ベネスエラのニコラース・マドゥーロ大統領は3月14日記者会見し、オバーマ米政権が共和党とマイアミ右翼勢力の人質となってベネスエラ政府打倒の先頭に立っている事実が明白になった、と米政府を糾弾した。
これはジョン・ケリー国務長官が13日、ベネスエラに対する<制裁>発動の可能性を示唆したのを受けたもの。米国は、反政府勢力が恣にしている破壊活動に言及せずベネスエラ政府の弾圧を取り上げ「人権」を理由に介入しようとしている。米国に<制裁>する権利はない、とラ米の大勢は見ている。
ラ米は、「主権絶対主義」で対応してきた。先の米州諸国機構(OEA)大使会議が29対3の圧倒的多数で、ベネスエラ政府を支持し、南米諸国連合(ウナスール)外相会議もベネスエラ政府の立場を慮った対応をしている。米政府は、外交上の強い欲求不満に陥っているわけだ。
米政府は、ラ米で最も緊密な同盟国コロンビアに対ベネスエラ戦略で協同を働き掛けてきた。同国のボゴタを主要拠点とするアビアンカ航空は13日、ベネスエラ便の便数削減、座席削減、路線停止措置を決めた。これについてマドゥーロは、「一度出て行った航空会社は我々の政権がある限りベネスエラに復帰できない」と述べ、非難した。
エリーアス・ハウア外相も14日、ケリーを名指しして、「貴殿をベネスエラ人民の殺害者として糾弾する」と発言した。
この裏には、米連邦議会(国会)に13日、民主・共和両党議員が、ベネスエラ反政府勢力に1500万ドルを提供する法案を提出した事実がある。ジュネーブ滞在中のルイサ・オルテガ検事総長は、「米国は騒乱に融資しようとしている」と非難した。

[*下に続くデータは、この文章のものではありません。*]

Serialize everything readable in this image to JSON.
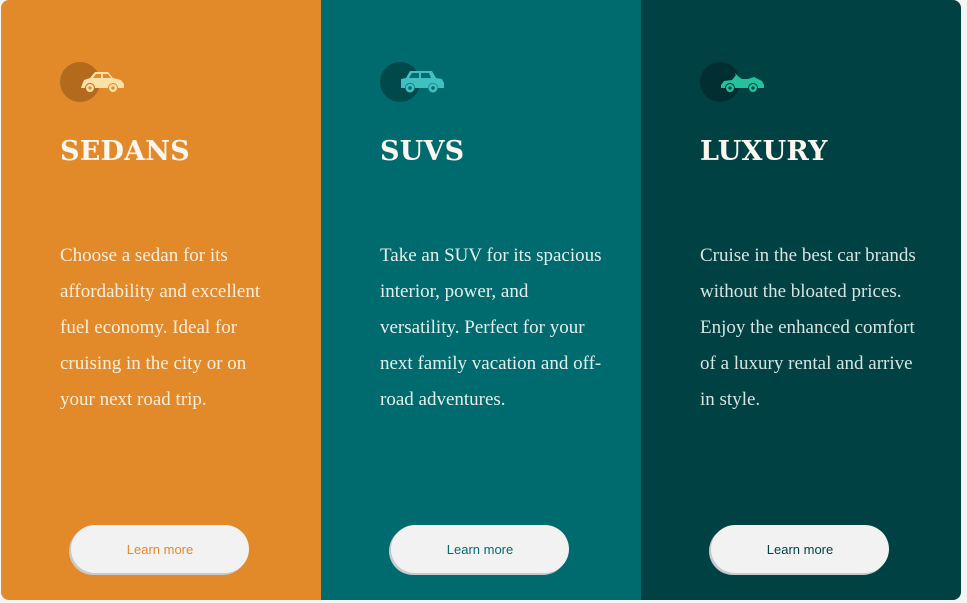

またミゲル・ロドリゲス内相は14日、反政府派狙撃手が12日、国家警備隊(GNB)大尉を撃ち殺した事件を挙げて、彼らの街頭行動は反乱段階に移行した、と指摘した。
一方、カラカス、バレンシア、メリダなど8市の商業会議所は14日連名で声明を発表し、「21世紀型社会主義は憎悪、分裂、怨恨を広めた。市民は政府に諫言する方法がないため、街頭行動に出た」と表明した。